Earlier this year, 19-year-old Nikolas Cruz opened fire at Marjory Stoneman Douglas High School in Parkland, Florida. Baseball coach and school security monitor Andrew Medina told detectives he saw the suspect, whom he recognized as a troubled former student, exit an Uber with a backpack and a large duffel bag and enter the school, according to CBS News. Medina immediately radioed another coach and security monitor, David Taylor, and told him to “keep your eyes open.” When Taylor heard gunshots, he hid in a nearby janitor’s closet.

School resource officer Scot Petersen was also on the scene but did not enter the school because he thought the shooter was outside, he said. Petersen told the sheriff’s office he had heard shots, prompting a lockdown of the school, but by the time first responders arrived, it was too late. Cruz killed 14 students and three staff members and injured 17 others in one of the worst school shootings in U.S. history.

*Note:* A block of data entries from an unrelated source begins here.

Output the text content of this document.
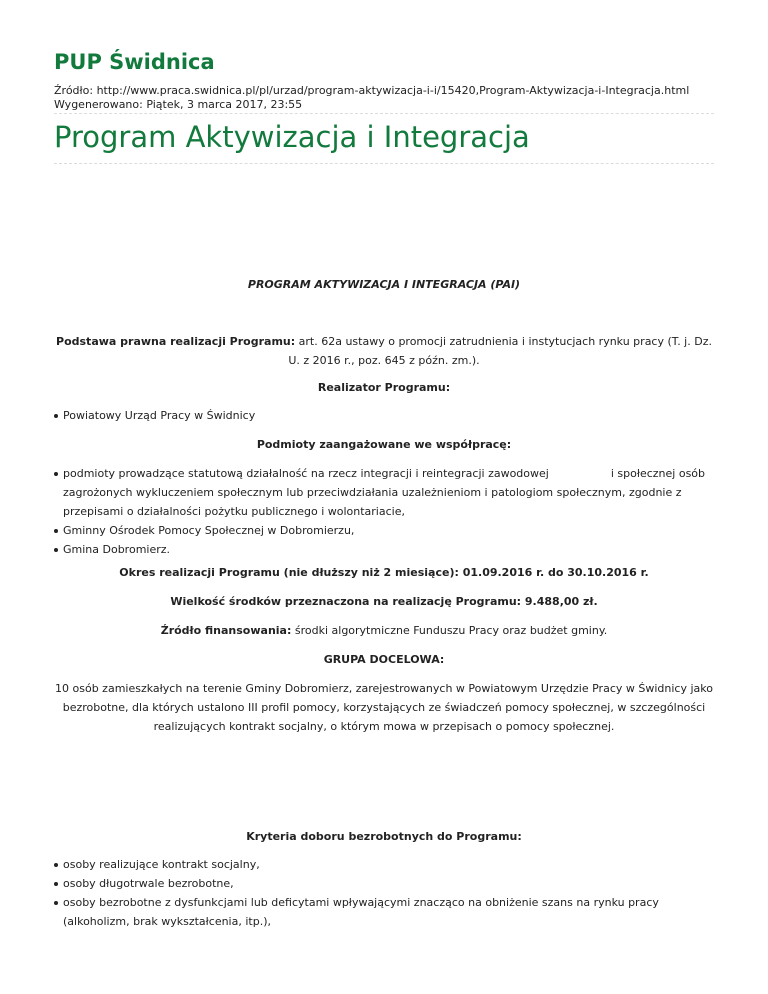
PUP Świdnica
Źródło: http://www.praca.swidnica.pl/pl/urzad/program-aktywizacja-i-i/15420,Program-Aktywizacja-i-Integracja.html
Wygenerowano: Piątek, 3 marca 2017, 23:55
Program Aktywizacja i Integracja
PROGRAM AKTYWIZACJA I INTEGRACJA (PAI)
Podstawa prawna realizacji Programu: art. 62a ustawy o promocji zatrudnienia i instytucjach rynku pracy (T. j. Dz. U. z 2016 r., poz. 645 z późn. zm.).
Realizator Programu:
Powiatowy Urząd Pracy w Świdnicy
Podmioty zaangażowane we współpracę:
podmioty prowadzące statutową działalność na rzecz integracji i reintegracji zawodowej	i społecznej osób zagrożonych wykluczeniem społecznym lub przeciwdziałania uzależnieniom i patologiom społecznym, zgodnie z przepisami o działalności pożytku publicznego i wolontariacie,
Gminny Ośrodek Pomocy Społecznej w Dobromierzu,
Gmina Dobromierz.
Okres realizacji Programu (nie dłuższy niż 2 miesiące): 01.09.2016 r. do 30.10.2016 r.
Wielkość środków przeznaczona na realizację Programu: 9.488,00 zł.
Źródło finansowania: środki algorytmiczne Funduszu Pracy oraz budżet gminy.
GRUPA DOCELOWA:
10 osób zamieszkałych na terenie Gminy Dobromierz, zarejestrowanych w Powiatowym Urzędzie Pracy w Świdnicy jako bezrobotne, dla których ustalono III profil pomocy, korzystających ze świadczeń pomocy społecznej, w szczególności realizujących kontrakt socjalny, o którym mowa w przepisach o pomocy społecznej.
Kryteria doboru bezrobotnych do Programu:
osoby realizujące kontrakt socjalny,
osoby długotrwale bezrobotne,
osoby bezrobotne z dysfunkcjami lub deficytami wpływającymi znacząco na obniżenie szans na rynku pracy (alkoholizm, brak wykształcenia, itp.),
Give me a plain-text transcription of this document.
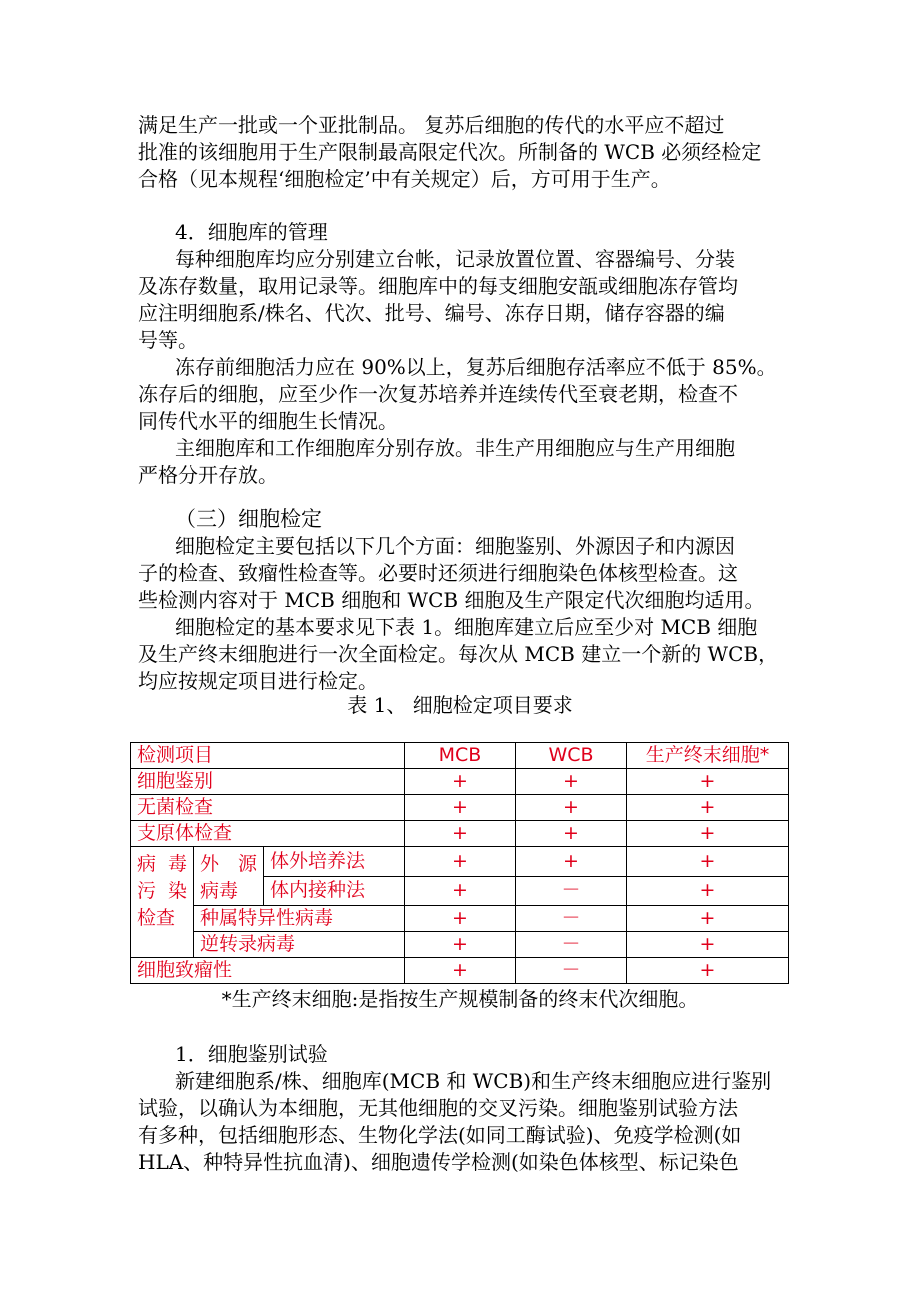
满足生产一批或一个亚批制品。 复苏后细胞的传代的水平应不超过
批准的该细胞用于生产限制最高限定代次。所制备的 WCB 必须经检定
合格（见本规程‘细胞检定’中有关规定）后，方可用于生产。
4．细胞库的管理
每种细胞库均应分别建立台帐，记录放置位置、容器编号、分装
及冻存数量，取用记录等。细胞库中的每支细胞安瓿或细胞冻存管均
应注明细胞系/株名、代次、批号、编号、冻存日期，储存容器的编
号等。
冻存前细胞活力应在 90%以上，复苏后细胞存活率应不低于 85%。
冻存后的细胞，应至少作一次复苏培养并连续传代至衰老期，检查不
同传代水平的细胞生长情况。
主细胞库和工作细胞库分别存放。非生产用细胞应与生产用细胞
严格分开存放。
（三）细胞检定
细胞检定主要包括以下几个方面：细胞鉴别、外源因子和内源因
子的检查、致瘤性检查等。必要时还须进行细胞染色体核型检查。这
些检测内容对于 MCB 细胞和 WCB 细胞及生产限定代次细胞均适用。
细胞检定的基本要求见下表 1。细胞库建立后应至少对 MCB 细胞
及生产终末细胞进行一次全面检定。每次从 MCB 建立一个新的 WCB，
均应按规定项目进行检定。
表 1、 细胞检定项目要求
检测项目			MCB	WCB	生产终末细胞*
细胞鉴别			+	+	+
无菌检查			+	+	+
支原体检查			+	+	+
病 毒 污 染 检查	外源 病毒	体外培养法	+	+	+
		体内接种法	+	－	+
	种属特异性病毒		+	－	+
	逆转录病毒		+	－	+
细胞致瘤性			+	－	+
*生产终末细胞:是指按生产规模制备的终末代次细胞。
1．细胞鉴别试验
新建细胞系/株、细胞库(MCB 和 WCB)和生产终末细胞应进行鉴别
试验，以确认为本细胞，无其他细胞的交叉污染。细胞鉴别试验方法
有多种，包括细胞形态、生物化学法(如同工酶试验)、免疫学检测(如
HLA、种特异性抗血清)、细胞遗传学检测(如染色体核型、标记染色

A Rise in Active Shooter Incidents

Tragedies like the one in Parkland, Florida, have steadily been on the rise for the past two decades, with the FBI reporting a total of 250 active shooter incidents in the United States from 2000 to 2017. (The FBI defines active shooter incidents as “one or more individuals actively engaged in killing or attempting to kill people in a populated area.”) 20.8 percent of these incidents happened at schools and institutions of higher learning.

 

 

2017 was the most violent year on record for active shooters, with 30 incidents and 729 reported casualties. This spike was largely due to the shooting at the Route 91 Harvest Festival in Las Vegas, which killed 58 people and wounded 489 others.

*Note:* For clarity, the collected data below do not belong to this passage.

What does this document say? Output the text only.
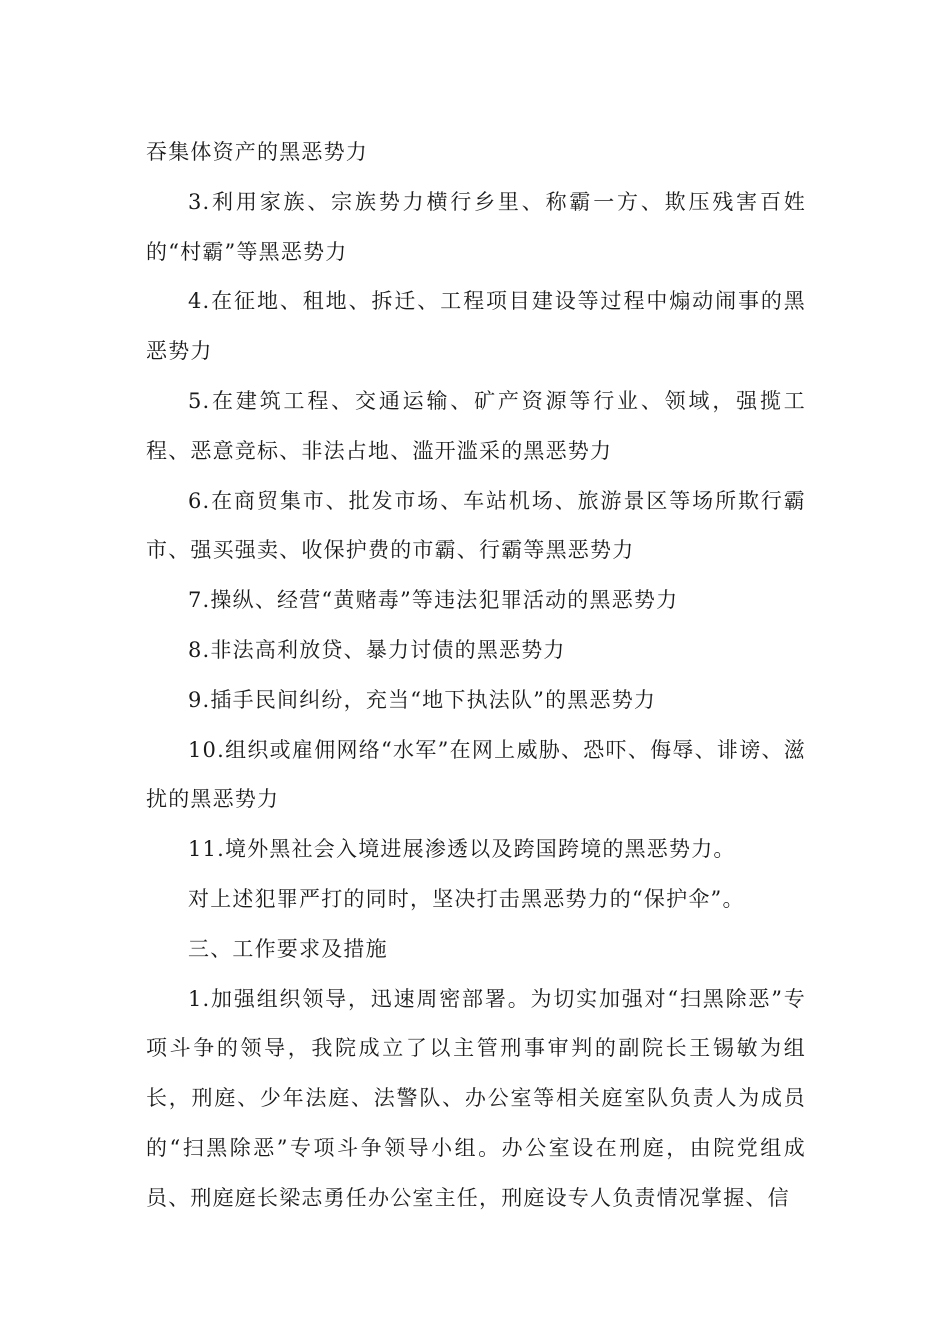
吞集体资产的黑恶势力

3.利用家族、宗族势力横行乡里、称霸一方、欺压残害百姓的“村霸”等黑恶势力

4.在征地、租地、拆迁、工程项目建设等过程中煽动闹事的黑恶势力

5.在建筑工程、交通运输、矿产资源等行业、领域，强揽工程、恶意竞标、非法占地、滥开滥采的黑恶势力

6.在商贸集市、批发市场、车站机场、旅游景区等场所欺行霸市、强买强卖、收保护费的市霸、行霸等黑恶势力

7.操纵、经营“黄赌毒”等违法犯罪活动的黑恶势力

8.非法高利放贷、暴力讨债的黑恶势力

9.插手民间纠纷，充当“地下执法队”的黑恶势力

10.组织或雇佣网络“水军”在网上威胁、恐吓、侮辱、诽谤、滋扰的黑恶势力

11.境外黑社会入境进展渗透以及跨国跨境的黑恶势力。

对上述犯罪严打的同时，坚决打击黑恶势力的“保护伞”。

三、工作要求及措施

1.加强组织领导，迅速周密部署。为切实加强对“扫黑除恶”专项斗争的领导，我院成立了以主管刑事审判的副院长王锡敏为组长，刑庭、少年法庭、法警队、办公室等相关庭室队负责人为成员的“扫黑除恶”专项斗争领导小组。办公室设在刑庭，由院党组成员、刑庭庭长梁志勇任办公室主任，刑庭设专人负责情况掌握、信
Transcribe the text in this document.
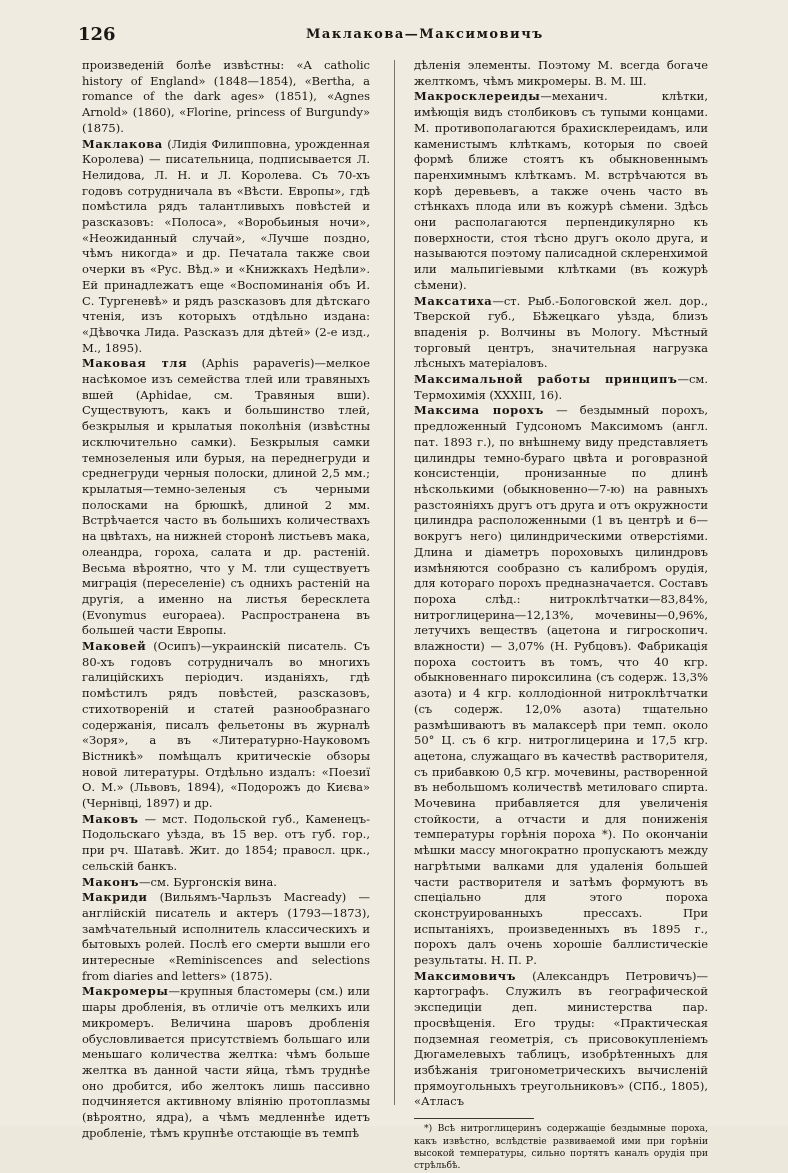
126	Маклакова—Максимовичъ

произведеній болѣе извѣстны: «A catholic history of England» (1848—1854), «Bertha, a romance of the dark ages» (1851), «Agnes Arnold» (1860), «Florine, princess of Burgundy» (1875).

Маклакова (Лидія Филипповна, урожденная Королева) — писательница, подписывается Л. Нелидова, Л. Н. и Л. Королева. Съ 70-хъ годовъ сотрудничала въ «Вѣсти. Европы», гдѣ помѣстила рядъ талантливыхъ повѣстей и разсказовъ: «Полоса», «Воробьиныя ночи», «Неожиданный случай», «Лучше поздно, чѣмъ никогда» и др. Печатала также свои очерки въ «Рус. Вѣд.» и «Книжкахъ Недѣли». Ей принадлежатъ еще «Воспоминанія объ И. С. Тургеневѣ» и рядъ разсказовъ для дѣтскаго чтенія, изъ которыхъ отдѣльно издана: «Дѣвочка Лида. Разсказъ для дѣтей» (2-е изд., М., 1895).

Маковая тля (Aphis papaveris)—мелкое насѣкомое изъ семейства тлей или травяныхъ вшей (Aphidae, см. Травяныя вши). Существуютъ, какъ и большинство тлей, безкрылыя и крылатыя поколѣнія (извѣстны исключительно самки). Безкрылыя самки темнозеленыя или бурыя, на переднегруди и среднегруди черныя полоски, длиной 2,5 мм.; крылатыя—темно-зеленыя съ черными полосками на брюшкѣ, длиной 2 мм. Встрѣчается часто въ большихъ количествахъ на цвѣтахъ, на нижней сторонѣ листьевъ мака, олеандра, гороха, салата и др. растеній. Весьма вѣроятно, что у М. тли существуетъ миграція (переселеніе) съ однихъ растеній на другія, а именно на листья бересклета (Evonymus europaea). Распространена въ большей части Европы.

Маковей (Осипъ)—украинскій писатель. Съ 80-хъ годовъ сотрудничалъ во многихъ галиційскихъ періодич. изданіяхъ, гдѣ помѣстилъ рядъ повѣстей, разсказовъ, стихотвореній и статей разнообразнаго содержанія, писалъ фельетоны въ журналѣ «Зоря», а въ «Литературно-Науковомъ Вістникѣ» помѣщалъ критическіе обзоры новой литературы. Отдѣльно издалъ: «Поезиї О. М.» (Львовъ, 1894), «Подорожъ до Києва» (Чернівці, 1897) и др.

Маковъ — мст. Подольской губ., Каменецъ-Подольскаго уѣзда, въ 15 вер. отъ губ. гор., при рч. Шатавѣ. Жит. до 1854; правосл. црк., сельскій банкъ.

Маконъ—см. Бургонскія вина.

Макриди (Вильямъ-Чарльзъ Macready) —англійскій писатель и актеръ (1793—1873), замѣчательный исполнитель классическихъ и бытовыхъ ролей. Послѣ его смерти вышли его интересные «Reminiscences and selections from diaries and letters» (1875).

Макромеры—крупныя бластомеры (см.) или шары дробленія, въ отличіе отъ мелкихъ или микромеръ. Величина шаровъ дробленія обусловливается присутствіемъ большаго или меньшаго количества желтка: чѣмъ больше желтка въ данной части яйца, тѣмъ труднѣе оно дробится, ибо желтокъ лишь пассивно подчиняется активному вліянію протоплазмы (вѣроятно, ядра), а чѣмъ медленнѣе идетъ дробленіе, тѣмъ крупнѣе отстающіе въ темпѣ

дѣленія элементы. Поэтому М. всегда богаче желткомъ, чѣмъ микромеры. В. М. Ш.

Макросклереиды—механич. клѣтки, имѣющія видъ столбиковъ съ тупыми концами. М. противополагаются брахисклереидамъ, или каменистымъ клѣткамъ, которыя по своей формѣ ближе стоятъ къ обыкновеннымъ паренхимнымъ клѣткамъ. М. встрѣчаются въ корѣ деревьевъ, а также очень часто въ стѣнкахъ плода или въ кожурѣ сѣмени. Здѣсь они располагаются перпендикулярно къ поверхности, стоя тѣсно другъ около друга, и называются поэтому палисадной склеренхимой или мальпигіевыми клѣтками (въ кожурѣ сѣмени).

Максатиха—ст. Рыб.-Бологовской жел. дор., Тверской губ., Бѣжецкаго уѣзда, близъ впаденія р. Волчины въ Мологу. Мѣстный торговый центръ, значительная нагрузка лѣсныхъ матеріаловъ.

Максимальной работы принципъ—см. Термохимія (XXXIII, 16).

Максима порохъ — бездымный порохъ, предложенный Гудсономъ Максимомъ (англ. пат. 1893 г.), по внѣшнему виду представляетъ цилиндры темно-бураго цвѣта и роговразной консистенціи, пронизанные по длинѣ нѣсколькими (обыкновенно—7-ю) на равныхъ разстояніяхъ другъ отъ друга и отъ окружности цилиндра расположенными (1 въ центрѣ и 6—вокругъ него) цилиндрическими отверстіями. Длина и діаметръ пороховыхъ цилиндровъ измѣняются сообразно съ калибромъ орудія, для котораго порохъ предназначается. Составъ пороха слѣд.: нитроклѣтчатки—83,84%, нитроглицерина—12,13%, мочевины—0,96%, летучихъ веществъ (ацетона и гигроскопич. влажности) — 3,07% (Н. Рубцовъ). Фабрикація пороха состоитъ въ томъ, что 40 кгр. обыкновеннаго пироксилина (съ содерж. 13,3% азота) и 4 кгр. коллодіонной нитроклѣтчатки (съ содерж. 12,0% азота) тщательно размѣшиваютъ въ малаксерѣ при темп. около 50° Ц. съ 6 кгр. нитроглицерина и 17,5 кгр. ацетона, служащаго въ качествѣ растворителя, съ прибавкою 0,5 кгр. мочевины, растворенной въ небольшомъ количествѣ метиловаго спирта. Мочевина прибавляется для увеличенія стойкости, а отчасти и для пониженія температуры горѣнія пороха *). По окончаніи мѣшки массу многократно пропускаютъ между нагрѣтыми валками для удаленія большей части растворителя и затѣмъ формуютъ въ спеціально для этого пороха сконструированныхъ прессахъ. При испытаніяхъ, произведенныхъ въ 1895 г., порохъ далъ очень хорошіе баллистическіе результаты. Н. П. Р.

Максимовичъ (Александръ Петровичъ)—картографъ. Служилъ въ географической экспедиціи деп. министерства пар. просвѣщенія. Его труды: «Практическая подземная геометрія, съ присовокупленіемъ Дюгамелевыхъ таблицъ, изобрѣтенныхъ для избѣжанія тригонометрическихъ вычисленій прямоугольныхъ треугольниковъ» (СПб., 1805), «Атласъ

*) Всѣ нитроглицеринъ содержащіе бездымные пороха, какъ извѣстно, вслѣдствіе развиваемой ими при горѣніи высокой температуры, сильно портятъ каналъ орудія при стрѣльбѣ.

An Unexpected Financial Burden

When the dust settles after active shooter incidents, families and towns are left to recover both emotionally and financially. The material costs alone can be devastating for school districts and governments: “litigation, compensating victims, paying for funerals, providing trauma counseling, reconstructing or refurbishing new buildings, and investing in new security measures to prevent another attack, to name a few” (Governing Magazine).

Just securing the crime scene at Marjory Stoneman Douglas High School, for example, will cost taxpayers more than a million dollars a year while the shooter’s case goes to trial. That’s in addition to the cost of the victims’ funerals, which were paid for by the Florida Attorney General’s Office along with counseling for surviving victims and other students. The school district also received $25 million to tear down and rebuild the part of the school where the shootings occurred.

The Limits of General Liability Policies

The extreme costs of active shooter incidents have many school districts debating how effective general liability policies are at covering these events. According to Governing Magazine, traditional insurance policies require a lawsuit to be filed to activate coverage, a process that can take months or even years. And this coverage often doesn’t provide the level of compensation that will stave off further litigation from victims — an issue that Parkland, part of the Broward County Public School District, is now familiar with.

The school district is now facing potential lawsuits from the families of the 17 people who were killed and the 17 victims who were injured, along with others who were affected by the trauma. But the school board’s insurance policy reportedly limits liability to just $300,000 per incident. Todd Michaels, an attorney who represents the families of two victims killed during the shooting, said that if the district doesn’t adequately compensate victims, “we’re going to make sure they’re held accountable for their behaviors.”

 

 

A Proactive Alternative: Active Shooter Insurance

Many school districts are now turning to active shooter insurance policies as a way to mitigate these types of financial risks. Rather than needing a lawsuit to be filed to activate coverage, active shooter policies typically go into effect as soon as an attack is committed on a school district’s property. These policies generally cover attacks with any weapon — not just guns — and pay for a variety of associated expenses, including victims’ medical bills, extra security costs, business income losses, and traditional liability costs for lawsuits, according to Governing Magazine

“We probably have seen a tenfold increase in inquiries since Parkland,” says Paul Marshall, an insurance broker for McGowan Program Administrators, a provider of active shooter insurance. At least seven South Florida school districts have purchased about $3 million of active shooter coverage from McGowan since the February attack. But these policies offer more than just financial coverage to schools. The greatest value might be in their proactive risk assessment and mitigation strategies.

 

Let’s imagine, for instance, that the security system at Marjory Stoneman Douglas High School had facial recognition technology that immediately recognized Cruz, barring him from entering the building. Or that the security monitor who first spotted the former student had been able to immediately notify other staff, alerting them of a potential danger. Or that the school officer who thought the shooter was outside was able to instantly view the perpetrator’s exact location, enabling him to neutralize the threat.

These are the types of preventative measures, in addition to things like social media monitoring and coordination with local police, that many school districts are looking to insurance companies to help them implement. It’s the main reason why the Palm Beach County School District, the fifth largest district in Florida and the 10th largest in the country, decided to purchase active shooter insurance. “We wanted the risk assessment and training service” that came with the coverage, said Dianne Howard, the district’s director of risk and benefits management.

Compared to general liability policies that offer reactive coverage on a limited basis, active shooter insurance not only covers the financial costs of incidents, but it also helps school districts save lives by preventing these attacks from happening in the first place.